In an effort to respond to the growing demand in Asia for poly-butadiene rubber (BR), Mitsubishi Corporation (MC) joined forces with Ube Industries, Ltd. (Ube Industries), Lotte Chemical Corporation (Lotte Chemical) and wholly owned Lotte Chemical subsidiary, Lotte Chemical Titan (Titan Chemical) on to set up a three-company joint venture for the manufacture and sale of BR.
Ube Industries and Lotte Chemical will each hold 40% of shares while MC and Titan Chemical will each hold 10% of shares in the new company. The joint venture will be set up as a production and distribution hub in the state of Johor, Malaysia. Operations are scheduled to start in 2014 with an annual production capacity of 50,000 tons.
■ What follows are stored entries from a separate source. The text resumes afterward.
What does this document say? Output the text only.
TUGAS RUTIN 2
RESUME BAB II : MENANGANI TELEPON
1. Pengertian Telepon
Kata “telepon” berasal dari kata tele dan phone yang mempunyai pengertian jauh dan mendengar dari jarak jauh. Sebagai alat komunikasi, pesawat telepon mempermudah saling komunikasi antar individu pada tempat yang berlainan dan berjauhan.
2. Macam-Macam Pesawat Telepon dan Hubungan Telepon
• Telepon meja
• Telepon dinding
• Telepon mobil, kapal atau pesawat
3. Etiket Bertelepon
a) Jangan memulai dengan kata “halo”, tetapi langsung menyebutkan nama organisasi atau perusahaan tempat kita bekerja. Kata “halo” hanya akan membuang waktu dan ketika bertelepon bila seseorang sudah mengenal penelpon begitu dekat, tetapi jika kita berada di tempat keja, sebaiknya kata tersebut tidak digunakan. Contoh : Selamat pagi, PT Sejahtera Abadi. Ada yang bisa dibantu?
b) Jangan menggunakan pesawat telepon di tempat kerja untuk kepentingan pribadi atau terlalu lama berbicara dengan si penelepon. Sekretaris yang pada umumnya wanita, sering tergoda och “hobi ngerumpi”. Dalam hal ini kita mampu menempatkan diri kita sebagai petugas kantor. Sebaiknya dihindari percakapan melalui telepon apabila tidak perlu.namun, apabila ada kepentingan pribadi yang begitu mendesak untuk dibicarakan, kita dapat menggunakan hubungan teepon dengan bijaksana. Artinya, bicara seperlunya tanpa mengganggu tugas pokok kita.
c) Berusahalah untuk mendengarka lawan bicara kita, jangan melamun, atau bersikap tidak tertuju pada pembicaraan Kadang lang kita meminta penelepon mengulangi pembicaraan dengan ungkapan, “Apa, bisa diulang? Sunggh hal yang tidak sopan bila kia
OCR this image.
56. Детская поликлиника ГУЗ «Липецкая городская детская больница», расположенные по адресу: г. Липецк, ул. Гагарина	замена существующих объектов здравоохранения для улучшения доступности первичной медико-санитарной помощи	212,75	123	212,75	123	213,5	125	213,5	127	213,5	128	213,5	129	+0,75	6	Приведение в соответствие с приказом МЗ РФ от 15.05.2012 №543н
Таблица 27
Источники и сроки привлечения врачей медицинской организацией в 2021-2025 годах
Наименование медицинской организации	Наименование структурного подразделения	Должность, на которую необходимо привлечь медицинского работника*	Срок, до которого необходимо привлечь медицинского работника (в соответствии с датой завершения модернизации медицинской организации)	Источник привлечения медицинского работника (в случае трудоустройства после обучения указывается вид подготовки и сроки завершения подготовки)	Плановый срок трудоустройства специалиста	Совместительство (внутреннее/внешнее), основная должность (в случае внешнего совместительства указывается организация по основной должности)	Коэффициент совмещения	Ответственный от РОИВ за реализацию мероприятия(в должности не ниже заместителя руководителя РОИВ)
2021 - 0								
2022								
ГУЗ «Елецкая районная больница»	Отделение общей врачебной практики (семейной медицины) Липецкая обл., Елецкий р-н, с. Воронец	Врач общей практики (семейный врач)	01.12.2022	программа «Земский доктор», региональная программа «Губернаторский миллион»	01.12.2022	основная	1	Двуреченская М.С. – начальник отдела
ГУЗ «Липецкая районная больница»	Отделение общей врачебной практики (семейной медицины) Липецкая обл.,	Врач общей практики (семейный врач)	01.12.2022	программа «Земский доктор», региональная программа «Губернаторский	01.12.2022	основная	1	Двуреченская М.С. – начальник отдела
Production technology and licensing will be provided by Ube Industries, which will also build the production facilities, while butadiene feedstock will be supplied by Titan Chemical. The venture will keep a close eye on market trends as it seeks to increase annual production capacity by an additional 22,000 tons over the coming years.
The demand for BR is expected to see an annual growth rate of 6-7% in the near future, especially in Asia, which is already its largest market. BR consumers in general and large-scale tire suppliers in particular are therefore planning to expand their production capacity in the region.
With a focus on the growing Asian market, MC plans to take advantage of its vast global network to gain a deeper understanding of changes taking place in the business environment as well of customer needs. These efforts are expected to help improve the balance between demand and supply while at the same time contributing to economic development in Malaysia.